SOLUÇÃO. – A avareza implica a falta de moderação no adquirirmos as riquezas, de dois modos. Imediatamente, no adquiri–las e conservá–las, quando se adquire dinheiro indebitamente, furtando ou retendo o alheio. E então ela se opõe à justiça e é nesse sentido que fala a Escritura: Os seus príncipes eram no meio dela como uns lobos que arrebatam a sua presa para derramar o sangue e para correr atrás do ganho para satisfazer a sua avareza. – De outro modo, quando faltamos da moderação nos afetos internos em relação elas; por exemplo, amando–as ou desejando–as com excesso, ou comprazendo–nos nelas exageradamente, mesmo sem nos apoderarmos das coisas alheias. E deste modo, a avareza se opõe à liberalidade, que modera essas afeições, como dissermos. Sendo nesse sentido que fala o Apóstolo: Que preparem a bênção. já prometida, que ela este já pronta, assim como bênção, não como avareza. Ao que diz Glosa; isto é, que se condoam com o dom e seja pouco o que dêem.
DONDE A RESPOSTA À PRIMEIRA OBJEÇÃO. – Crisóstomo e o Filósofo se referem à avareza no primeiro sentido. Quanto à avareza, no segundo sentido, o Filósofo a denomina iliberalidade.
RESPOSTA À SEGUNDA. – A justiça propriamente determina a medida na aquisição e conservação das riquezas, em dependência do que exige o débito legal, de modo que não adquiramos nem conservemos o alheio. Ora, a liberalidade constitui uma medida racional: principalmente, eles afetos internos; e por consequência, da aquisição externa e da conservação das riquezas e do gasto delas, enquanto procedentes do afeto interior. E não pela observância do débito legal mas do débito moral, dependente da regra da razão.

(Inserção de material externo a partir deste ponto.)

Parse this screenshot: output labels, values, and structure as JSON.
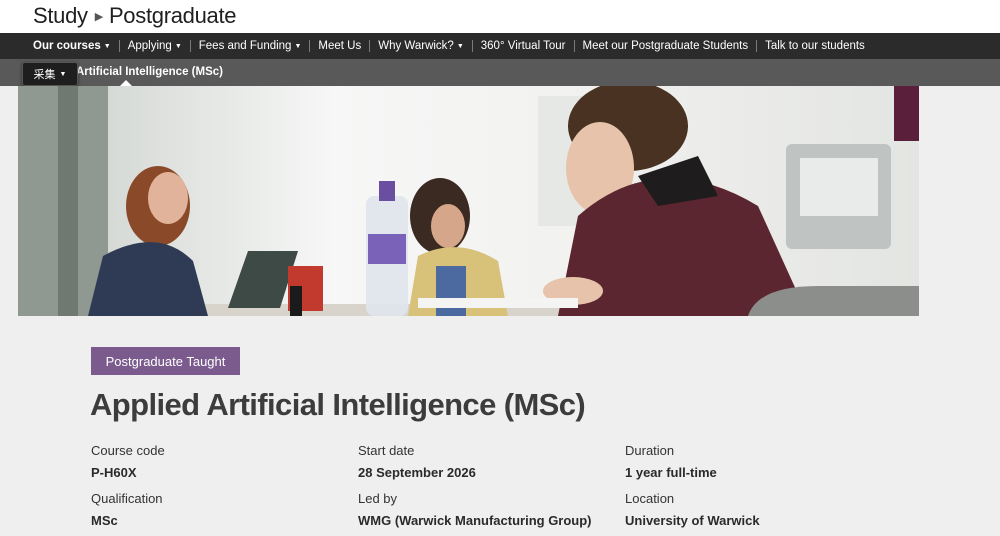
{
  "header": {
    "section": "Study",
    "page": "Postgraduate"
  },
  "nav": {
    "items": [
      {
        "label": "Our courses",
        "dropdown": true,
        "active": true
      },
      {
        "label": "Applying",
        "dropdown": true
      },
      {
        "label": "Fees and Funding",
        "dropdown": true
      },
      {
        "label": "Meet Us",
        "dropdown": false
      },
      {
        "label": "Why Warwick?",
        "dropdown": true
      },
      {
        "label": "360° Virtual Tour",
        "dropdown": false
      },
      {
        "label": "Meet our Postgraduate Students",
        "dropdown": false
      },
      {
        "label": "Talk to our students",
        "dropdown": false
      }
    ]
  },
  "subnav": {
    "title": "Artificial Intelligence (MSc)"
  },
  "collect_button": {
    "label": "采集"
  },
  "hero": {
    "icon": "students-studying-photo"
  },
  "course": {
    "badge": "Postgraduate Taught",
    "title": "Applied Artificial Intelligence (MSc)",
    "badge_color": "#7b5b8e",
    "facts": [
      {
        "label": "Course code",
        "value": "P-H60X"
      },
      {
        "label": "Start date",
        "value": "28 September 2026"
      },
      {
        "label": "Duration",
        "value": "1 year full-time"
      },
      {
        "label": "Qualification",
        "value": "MSc"
      },
      {
        "label": "Led by",
        "value": "WMG (Warwick Manufacturing Group)"
      },
      {
        "label": "Location",
        "value": "University of Warwick"
      }
    ]
  }
}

RESPOSTA À TERCEIRA. – A avareza, enquanto oposta à justiça, não tem vicio oposto. Porque a avareza consiste em termos mais do que o deveríamos, por justiça; ao que se opõe o ter menos, o que não constitui culpa mas, pena. Ora, a avareza, enquanto oposta à liberalidade, tem como oposto o vício da prodigalidade.

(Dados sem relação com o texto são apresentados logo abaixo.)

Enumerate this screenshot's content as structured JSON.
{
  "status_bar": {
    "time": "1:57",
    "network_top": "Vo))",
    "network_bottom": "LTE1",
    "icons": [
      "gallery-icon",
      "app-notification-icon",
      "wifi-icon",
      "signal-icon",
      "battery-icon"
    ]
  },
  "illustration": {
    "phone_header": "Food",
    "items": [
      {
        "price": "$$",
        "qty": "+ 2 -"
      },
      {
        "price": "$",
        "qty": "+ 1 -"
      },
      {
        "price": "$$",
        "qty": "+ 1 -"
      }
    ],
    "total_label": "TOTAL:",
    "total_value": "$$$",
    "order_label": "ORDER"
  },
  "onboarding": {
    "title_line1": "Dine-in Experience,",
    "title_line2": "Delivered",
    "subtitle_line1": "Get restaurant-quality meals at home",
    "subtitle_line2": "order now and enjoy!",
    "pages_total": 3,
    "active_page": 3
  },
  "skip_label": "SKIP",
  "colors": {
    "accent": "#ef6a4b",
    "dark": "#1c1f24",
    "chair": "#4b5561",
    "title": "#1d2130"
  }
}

O segundo discute–se assim. – Parece que a avareza não é um pecado especial.
1. – Pois, diz Agostinho: A avareza, chamada em grego philarguria, não tem por objeto só o dinheiro ou a moeda, mas tudo o de que nos apossamos imoderadamente. Ora, todo pecado supõe a cobiça imoderada de alguma causa; porque o pecado consiste em nos apegarmos aos bens transitórios, desprezando o bem eterno, como se disse. Logo, a avareza é um pecado geral.
2. Demais. – Segundo Isidoro, o avarento é assim chamado por ser como que ávido do dinheiro (avidus aeris), ou dos bens pecuniários: e em grego se chama philarguria, isto é, amor do dinheiro. Ora, o dinheiro, significativo dos bens pecuniários, abrange todos os bens exteriores, cujo valor pode ser medido pela moeda, como se estabeleceu. Logo, a avareza consiste no desejo de qualquer causa exterior. E portanto, parece ser um pecado geral.
3. Demais. – Aquilo do Apóstolo – Porque eu não conhecia a concupiscência – diz: É Glosa: É boa a lei porque, proibindo toda concupiscência, proíbe todo mal. Ora, parece que a lei proíbe especialmente a concupiscência da avareza, quando diz: Não cobiçarás os bens do teu próximo, Logo, a cobiça da avareza constitui todo o mal e portanto, a avareza é um pecado geral.
Mas, em contrário, o Apóstolo enumera a avareza entre os outros pecados especiais, quando diz: Cheios de toda iniquidade de malícia, de fornicação, de avareza, etc.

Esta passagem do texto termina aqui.